La notion d’autonomie est centrale pour appréhender l’œuvre d’art au moins depuis l’essor de la philosophie esthétique au XVIIIe siècle. Elle constitue une donnée majeure de l’histoire de l’art du siècle dernier, au point que le critique Clement Greenberg put en faire la clé de son approche formaliste de la peinture moderniste. A contrario, certains théoriciens tel Peter Bürger (Theorie der Avantgarde, 1974) ont perçu l’offensive menée par les artistes contre l’autonomie de l’art comme le dénominateur commun de l’avant-gardisme.

Ces débats, apparemment circonscrits à la sphère esthétique, invitent pourtant à formuler un constat plus général : si la notion d’autonomie est disputée, c’est qu’elle renvoie à des significations multiples dans les différents domaines des sciences humaines et sociales. Elle peut concerner l’art ou l’esthétique (par rapport aux champs politique, social, moral ou encore religieux), les œuvres d’art elles-mêmes (leur référentialité et, plus largement, leur vie propre – en ce sens elle renverrait aussi à leur réception), l’artiste (dont il conviendrait de lire l’histoire à l’aune de celle de l’avènement de l’individu ou encore, par exemple, à partir de sa définition romantique, plus tardive) et enfin l’histoire de l’art (comme discipline autonome), toutes périodes et aires géographiques confondues. En parallèle de contributions sur les XIXe et XXe siècles qui semblent au premier chef concernés, la revue souhaite donc proposer aux spécialistes de l’histoire de l’art moderne, de la Renaissance, du Moyen Âge et de l’Antiquité de sonder la préhistoire de cette notion partout où l’ordre politique, les structures religieuses et les dynamiques culturelles et sociales ont façonné ou présagé ses définitions contemporaines.

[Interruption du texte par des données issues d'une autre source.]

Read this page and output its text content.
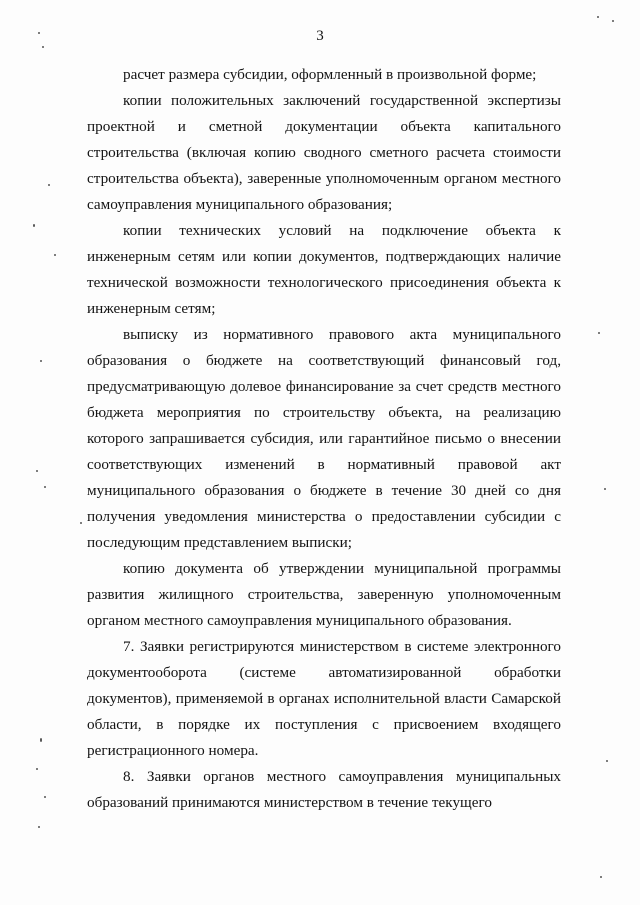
3

расчет размера субсидии, оформленный в произвольной форме;

копии положительных заключений государственной экспертизы проектной и сметной документации объекта капитального строительства (включая копию сводного сметного расчета стоимости строительства объекта), заверенные уполномоченным органом местного самоуправления муниципального образования;

копии технических условий на подключение объекта к инженерным сетям или копии документов, подтверждающих наличие технической возможности технологического присоединения объекта к инженерным сетям;

выписку из нормативного правового акта муниципального образования о бюджете на соответствующий финансовый год, предусматривающую долевое финансирование за счет средств местного бюджета мероприятия по строительству объекта, на реализацию которого запрашивается субсидия, или гарантийное письмо о внесении соответствующих изменений в нормативный правовой акт муниципального образования о бюджете в течение 30 дней со дня получения уведомления министерства о предоставлении субсидии с последующим представлением выписки;

копию документа об утверждении муниципальной программы развития жилищного строительства, заверенную уполномоченным органом местного самоуправления муниципального образования.

7. Заявки регистрируются министерством в системе электронного документооборота (системе автоматизированной обработки документов), применяемой в органах исполнительной власти Самарской области, в порядке их поступления с присвоением входящего регистрационного номера.

8. Заявки органов местного самоуправления муниципальных образований принимаются министерством в течение текущего
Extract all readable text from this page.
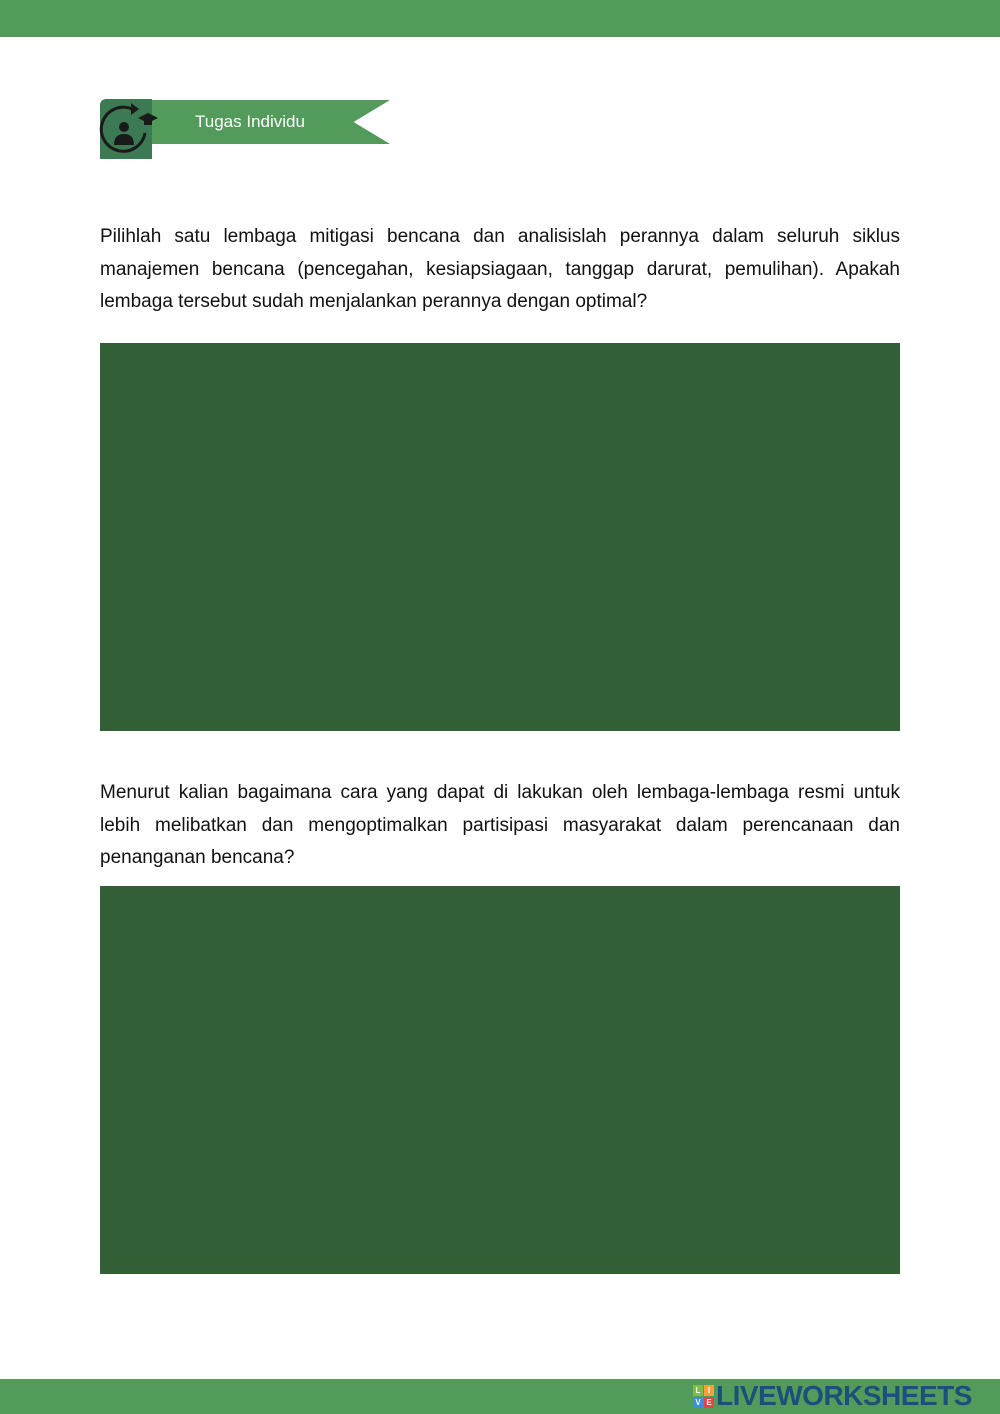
Tugas Individu

Pilihlah satu lembaga mitigasi bencana dan analisislah perannya dalam seluruh siklus manajemen bencana (pencegahan, kesiapsiagaan, tanggap darurat, pemulihan). Apakah lembaga tersebut sudah menjalankan perannya dengan optimal?

Menurut kalian bagaimana cara yang dapat di lakukan oleh lembaga-lembaga resmi untuk lebih melibatkan dan mengoptimalkan partisipasi masyarakat dalam perencanaan dan penanganan bencana?

L I
V E LIVEWORKSHEETS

La rédaction invite les contributeurs, en portant leur attention sur les contextes aussi bien extra-occidentaux qu’européens, à repenser l’autonomie avec, pour toile de fond, les déplacements intervenus dans le champ intellectuel au cours des dernières décennies, suivant cinq axes principaux qui constituent autant de pistes de réflexion à partir desquelles des propositions de contribution pourront être formulées :

  1. Il s’agit en premier lieu de réfléchir aux conditions d’application actuelles de l’autonomie en histoire de l’art, à partir des questions apparues d’abord dans le champ de la sociologie institutionnelle. Tout en produisant une critique de cette notion, Andrea Fraser a par exemple souligné la centralité que revêt toujours l’autonomie dans l’art contemporain, en tant qu’indépendance des œuvres visuelles « vis-à-vis de toute rationalisation, de tout usage ou de toute fonction spécifique, qu’ils soient d’ordre moral, économique, politique, social, matériel ou émotionnel » (dans Alberro, 2005, p. 56). Dans quelle mesure ce besoin de conceptualiser s’est-il ou non généralisé ? Quelles définitions disciplinaires nouvelles, quelles notions situées de l’autonomie sont apparues, et par quels canaux ?
  2. Ce numéro souhaite aussi interroger le versant esthétique de ce concept, et travailler à un inventaire de l’héritage de la critique d’art formaliste. Comment les formes artistiques ont-elles accompagné ou refaçonné l’idée d’autonomie, passée de la peinture moderniste défendue par Greenberg à la sculpture minimale, puis à la photographie contemporaine ? Et que reste-t-il de l’utopie de l’autonomie esthétique moderniste, entendue comme levier d’émancipation du spectateur ?
  3. Du point de vue de l’histoire de la discipline, il s’agit de consacrer un axe à l’autonomie de l’histoire de l’art, mais aussi à celle de l’archéologie, des études photographiques et cinématographiques, etc., en tant que savoirs disciplinaires indépendants et spécialisés, en particulier à l’aune des transformations récentes de leurs champs de recherches (appels récurrents à l’interdisciplinarité, importation des studies anglo-américaines, nouvelles méthodes et approches, etc.).
  4. Parallèlement, un axe de réflexion spécifique sera consacré à la dimension politique de la notion d’autonomie appliquée à l’art. Plusieurs fois dans l’histoire, des mouvements artistiques, des artistes, des architectes ou même des historiens de l’art se sont approprié les formes et/ou les discours de certains courants idéologiques ou politiques, et ont tissé des liens avec eux – pensons par exemple aux artistes et théoriciens liés au marxisme ouvriérisme italien, à partir des années 1960 (Galimberti, 2022). Toutefois, l’histoire de l’autonomie politique en art se limite-t-elle à ces seuls usages circonscrits et revendiqués ? Peut-on envisager plus largement les jalons de son histoire ?
  5. Nous souhaiterions enfin aborder, à partir des nouvelles formes d’autonomie de l’imagerie induite par les technologies actuelles, la dimension technique de cette question (savoir-faire artistiques, statut de l’œuvre d’art, auctorialité, etc.). Le cinéaste Harun Farocki l’a souligné très tôt avec son concept d’« image opérationnelle » : le visible est devenu un terrain que les machines organisent pour elles-mêmes. Cette « culture visuelle invisible » peut être un point de départ pour interroger, rétrospectivement, une histoire plus longue de l’autonomie de l’œuvre d’art et des images (Paglen, 2016).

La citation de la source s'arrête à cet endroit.